During the process of observing complex systems in the digital world (e.g. most contemporary software) a similar effect occurs. Software developers utilise the field of truth, which also includes the current state of code as well as prior states and sometimes intermediary “future” states that represent works in progress, in order to build a mental model of what is happening in digital systems. It is often not practical to understand, and sometimes not practical to even observe to a sufficient level of detail exactly what our devices are doing as they are executing the instructions embedded in our computer programs at the most granular level (relevant: the concept of primitives).
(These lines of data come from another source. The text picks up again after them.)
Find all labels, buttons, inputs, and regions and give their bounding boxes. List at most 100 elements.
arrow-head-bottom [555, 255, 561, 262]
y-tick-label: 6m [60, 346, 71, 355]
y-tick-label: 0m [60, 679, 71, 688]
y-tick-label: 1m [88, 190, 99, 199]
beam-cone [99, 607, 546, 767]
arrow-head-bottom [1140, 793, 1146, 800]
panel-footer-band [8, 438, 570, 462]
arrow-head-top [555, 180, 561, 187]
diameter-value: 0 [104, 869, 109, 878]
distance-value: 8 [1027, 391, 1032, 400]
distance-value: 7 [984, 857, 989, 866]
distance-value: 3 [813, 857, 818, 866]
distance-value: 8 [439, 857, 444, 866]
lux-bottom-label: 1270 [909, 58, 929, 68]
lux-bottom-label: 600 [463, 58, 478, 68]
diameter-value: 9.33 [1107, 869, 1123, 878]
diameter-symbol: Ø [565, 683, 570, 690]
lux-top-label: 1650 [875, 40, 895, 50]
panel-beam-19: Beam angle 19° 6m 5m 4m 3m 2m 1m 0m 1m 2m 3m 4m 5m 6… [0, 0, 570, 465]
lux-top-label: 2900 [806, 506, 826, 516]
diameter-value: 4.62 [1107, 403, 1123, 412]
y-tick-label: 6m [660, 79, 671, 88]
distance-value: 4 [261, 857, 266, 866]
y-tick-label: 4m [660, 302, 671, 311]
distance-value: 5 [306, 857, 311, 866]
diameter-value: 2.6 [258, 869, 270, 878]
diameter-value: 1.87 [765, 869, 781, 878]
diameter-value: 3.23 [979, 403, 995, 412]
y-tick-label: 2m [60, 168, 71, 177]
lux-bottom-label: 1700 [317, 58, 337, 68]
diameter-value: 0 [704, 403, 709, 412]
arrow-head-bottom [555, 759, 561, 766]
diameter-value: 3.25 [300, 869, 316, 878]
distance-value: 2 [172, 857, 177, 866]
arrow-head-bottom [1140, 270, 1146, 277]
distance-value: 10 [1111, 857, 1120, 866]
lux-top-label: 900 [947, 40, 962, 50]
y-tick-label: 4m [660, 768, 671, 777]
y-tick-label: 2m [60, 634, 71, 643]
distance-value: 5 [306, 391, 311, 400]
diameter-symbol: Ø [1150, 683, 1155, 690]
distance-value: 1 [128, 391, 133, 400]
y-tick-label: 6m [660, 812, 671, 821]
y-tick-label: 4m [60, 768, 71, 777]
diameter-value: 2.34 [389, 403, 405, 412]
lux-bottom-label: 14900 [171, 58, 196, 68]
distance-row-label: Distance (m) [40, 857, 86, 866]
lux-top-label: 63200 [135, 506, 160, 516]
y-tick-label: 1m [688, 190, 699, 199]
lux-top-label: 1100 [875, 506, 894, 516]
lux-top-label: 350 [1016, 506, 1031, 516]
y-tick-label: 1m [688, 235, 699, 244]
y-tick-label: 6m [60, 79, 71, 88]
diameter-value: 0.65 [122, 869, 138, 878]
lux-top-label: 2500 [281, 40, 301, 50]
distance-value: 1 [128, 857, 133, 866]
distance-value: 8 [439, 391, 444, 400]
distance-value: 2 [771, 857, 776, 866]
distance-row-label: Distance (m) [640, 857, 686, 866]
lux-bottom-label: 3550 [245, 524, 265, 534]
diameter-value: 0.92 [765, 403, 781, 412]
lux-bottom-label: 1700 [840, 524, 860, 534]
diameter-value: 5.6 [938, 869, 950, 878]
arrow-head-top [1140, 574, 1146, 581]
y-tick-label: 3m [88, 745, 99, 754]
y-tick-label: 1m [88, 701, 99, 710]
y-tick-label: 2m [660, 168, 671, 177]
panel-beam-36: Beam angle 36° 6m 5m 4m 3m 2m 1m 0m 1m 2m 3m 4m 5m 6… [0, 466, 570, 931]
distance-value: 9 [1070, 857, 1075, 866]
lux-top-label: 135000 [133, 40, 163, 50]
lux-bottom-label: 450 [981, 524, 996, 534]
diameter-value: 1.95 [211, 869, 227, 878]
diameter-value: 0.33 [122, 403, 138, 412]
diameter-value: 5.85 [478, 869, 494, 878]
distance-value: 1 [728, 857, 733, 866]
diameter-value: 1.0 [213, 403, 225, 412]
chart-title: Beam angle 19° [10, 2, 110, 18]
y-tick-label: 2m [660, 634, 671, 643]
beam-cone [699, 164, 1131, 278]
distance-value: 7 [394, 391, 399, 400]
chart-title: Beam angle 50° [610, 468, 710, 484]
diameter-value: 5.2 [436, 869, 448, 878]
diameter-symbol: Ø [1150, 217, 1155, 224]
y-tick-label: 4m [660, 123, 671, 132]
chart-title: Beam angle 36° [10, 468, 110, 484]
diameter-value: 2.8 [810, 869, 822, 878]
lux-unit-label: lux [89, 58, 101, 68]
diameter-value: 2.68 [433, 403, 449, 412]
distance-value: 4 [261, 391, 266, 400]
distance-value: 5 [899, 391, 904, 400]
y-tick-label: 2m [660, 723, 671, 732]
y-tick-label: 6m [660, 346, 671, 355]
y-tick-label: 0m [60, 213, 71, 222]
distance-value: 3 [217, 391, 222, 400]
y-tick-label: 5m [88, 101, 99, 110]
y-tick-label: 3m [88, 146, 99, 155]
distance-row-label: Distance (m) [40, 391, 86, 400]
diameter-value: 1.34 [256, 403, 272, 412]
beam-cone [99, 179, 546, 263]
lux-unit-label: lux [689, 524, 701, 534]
Beyond the sheer volume of variations in behaviours across devices, deployments, versions, there is also the baked-in instability of the digital supply chain. Our vendors are capable of altering the deal at any time. So software developers take the things they know to be true, they validate things we know should be true for a working system, in doing so they narrow the coverage of the fog of war. When we are lucky, we are able to narrow it to the extent that we can identify a single point of failure, and if we are luckier still, we are able to alter the deal to correct it in a way that does not create new problems.

These corrections may look like adjustments to the supply chain, adjustments to the machines, perhaps adjustments to entire production processes. These changes can (and often do) have unintended consequences. Changes at a greater scale tend to correlate to greater risk, one of the things that software developers do over time is form instincts as to what is an acceptable level of risk for the moment, and part of that determination is how they relate cause to effect.

I previously wrote about an instance where I identified serious memory pressure risk on a number of devices when running software I was developing. I was armed with the knowledge that many of our users had less capable devices than the ones that we observed extreme memory pressure with. I was also armed with the knowledge that we were probably going to keep adding new features, and increasing that pressure. My resolution involved making some systems harder to read in code, it was also in a very practical sense, the only way to keep those digital factories operating. That was a good-case scenario where the only stakeholder who bears the cost is the development team. Other kinds of issues (or levels of severity) can have serious costs to other stakeholders, and often that looks like delays in the project timeline.

Sometimes there are no quick wins. No one necessarily did anything wrong. Once you needed a bike, and now you need a plane. The evidence is not in a neon sign floating in the air, it's hidden in the fog of war.